Rich Kids mit Reclam-Heft

von Michael Wolf

Berlin, 14. Oktober 2016. Iphigenie ist ein Miststück. Das steht so nicht bei Goethe. Er war Optimist. Seine Version des Mythos zeigt die Befreiung des Menschen vom Schicksal und seine Hinwendung zu einer weltlichen Ordnung. Mit Iphigenie kommt das Menschengeschlecht zu sich. Goethes Klassiker zu inszenieren heißt: ein Menschenbild entwerfen. Und bei Ivan Panteleev ist der Mensch ein Miststück.

Alpina-weiße Tabula Rasa

Dabei ließe sich die Geschichte auch ganz nett erzählen: Ein Mädchen aus einer von den Göttern verfluchten Familie landet unfreiwillig auf einer Insel in der Fremde. Dort angekommen wird sie nicht wie sonst üblich geköpft, sondern bekommt einen Job als Priesterin der Göttin Diana. Und mehr: Der König will sie unbedingt heiraten. Aber Iphigenie will zurück nach Hause und lässt ihn immer wieder abblitzen. Dann kommt ihr Bruder, um eine Statue zu rauben und dadurch den Fluch auf seiner Familie zu lösen. Iphigenie erklärt dem König der Insel alles und bringt ihn durch ihre Aufrichtigkeit schließlich dazu, sie unbeschadet gehen zu lassen. Außerdem fällt dem Bruder zwischendurch ein, dass er gar nicht die Statue, sondern seine Schwester mit nach Hause nehmen muss, um den Fluch der Götter zu brechen. Happy End!

Iphigenie3 560 Arno Declair hDas weißmalerische "Iphigenie"-Ensemble in Vollbesetzung © Arno Declair

Aber nicht an diesem Abend.
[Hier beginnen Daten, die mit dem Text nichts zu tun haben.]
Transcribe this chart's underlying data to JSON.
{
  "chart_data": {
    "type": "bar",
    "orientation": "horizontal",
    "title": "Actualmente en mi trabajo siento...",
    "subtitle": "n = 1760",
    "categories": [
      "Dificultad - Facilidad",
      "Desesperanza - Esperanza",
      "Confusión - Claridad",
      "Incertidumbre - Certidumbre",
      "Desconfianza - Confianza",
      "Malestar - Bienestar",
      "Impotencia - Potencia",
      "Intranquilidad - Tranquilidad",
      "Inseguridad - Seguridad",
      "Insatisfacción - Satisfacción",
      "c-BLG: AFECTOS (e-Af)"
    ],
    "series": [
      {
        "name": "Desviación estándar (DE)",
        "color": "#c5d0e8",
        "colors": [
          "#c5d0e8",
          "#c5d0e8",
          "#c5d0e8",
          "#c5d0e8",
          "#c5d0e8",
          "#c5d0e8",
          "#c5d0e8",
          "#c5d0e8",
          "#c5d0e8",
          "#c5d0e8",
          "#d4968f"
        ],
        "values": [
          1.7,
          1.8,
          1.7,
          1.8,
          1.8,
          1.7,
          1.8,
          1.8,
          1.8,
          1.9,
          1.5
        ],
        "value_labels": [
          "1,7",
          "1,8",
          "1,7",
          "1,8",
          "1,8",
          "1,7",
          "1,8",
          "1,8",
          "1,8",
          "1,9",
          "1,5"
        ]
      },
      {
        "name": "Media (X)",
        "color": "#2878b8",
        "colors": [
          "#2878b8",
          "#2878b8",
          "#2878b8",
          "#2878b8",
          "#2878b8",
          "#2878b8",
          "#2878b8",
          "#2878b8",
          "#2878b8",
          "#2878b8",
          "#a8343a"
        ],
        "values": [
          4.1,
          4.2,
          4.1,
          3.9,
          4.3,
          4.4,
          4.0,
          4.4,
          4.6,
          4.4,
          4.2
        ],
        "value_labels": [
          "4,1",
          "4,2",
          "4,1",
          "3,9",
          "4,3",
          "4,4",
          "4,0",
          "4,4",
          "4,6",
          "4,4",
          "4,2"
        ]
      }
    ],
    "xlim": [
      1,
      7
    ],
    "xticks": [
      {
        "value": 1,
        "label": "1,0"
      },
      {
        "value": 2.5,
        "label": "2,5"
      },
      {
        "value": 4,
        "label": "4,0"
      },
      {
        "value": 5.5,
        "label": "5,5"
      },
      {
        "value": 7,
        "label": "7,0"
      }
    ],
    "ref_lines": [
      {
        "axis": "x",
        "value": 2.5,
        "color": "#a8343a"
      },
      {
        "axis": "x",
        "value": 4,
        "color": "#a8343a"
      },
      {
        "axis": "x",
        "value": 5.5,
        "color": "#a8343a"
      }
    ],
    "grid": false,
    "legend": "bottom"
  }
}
Denn die Götter könnten gar nicht unausstehlicher sein, als die Menschen, die sich hier neu entwerfen. Am Anfang machen sie erst mal Tabula Rasa, steigen aus der ersten Reihe auf die Bühne und streichen alles, was vorher schwarz war, trotzig alpina-weiß.

Alles ist übrigens nicht viel. Der Ausstatter wäre nicht Johannes Schütz, hätte er die Bühne nicht auf einen drei Meter tiefen Guckkasten reduziert. Darin: ein paar Stühle, ein Transistorradio und ein grobes Holzgestell als Altar der Göttin. Obwohl: Nein, es ist schon nicht mehr Dianas Altar. Fast den ganzen Abend suhlt sich Iphigenie (gespielt von Kathleen Morgeneyer) dort oben genüsslich in ihrem Unglück. Auch ihr Bruder Orestes scheint sehr zufrieden mit seinem verfluchten Schicksal. Moritz Grove gibt ihn als Streber im Fach Selbstverachtung. Nicht ganz zu Unrecht, immerhin hat er seine Mutter getötet.

Die Menschwerdung ist an diesem Abend die Geschichte einer sehr schwierigen Pubertät, ein Kampf der Generationen. Oliver Stokowski als König Thoas versucht väterlich das störrische Biest Iphigenie zur Vernunft und in sein Bett zu bewegen. Ihm zur Seite steht Barbara Schnitzler, die als Diener des Königs wie eine strenge Mutter mit Daddy's Girl ins Gericht geht: "Geh gefällig ihm den halben Weg entgegen." Vergebens. Iphigenie lässt trotzig die Arme hängen.

Die Verachtung

Es ist ein statischer Abend. Viel Handlung gibt Goethe seinen Figuren nicht mit. Lange Viertelstunden erzählen die Schauspieler bewegungslos den Hintergrund des Mythos. Ziel scheint zu sein, möglichst wenig Kalorien zu verbrennen. Nur ganz kurz kommt Leben in die Bude: Orest und Iphigenie raufen kindisch miteinander, er schmiert ihr Farbe ins Gesicht. Sie sehen ein bisschen aus wie Clowns diese Menschen. Böse Clowns, die das tragische Vermächtnis ihres Geschlechts an den Höchstbietenden verkaufen, wie gerissene Jungfrauen ihre Unschuld. In aller Zerknirschung über den Fluch der Familie, allem Wehklagen liegt eine unterschwellige Verachtung.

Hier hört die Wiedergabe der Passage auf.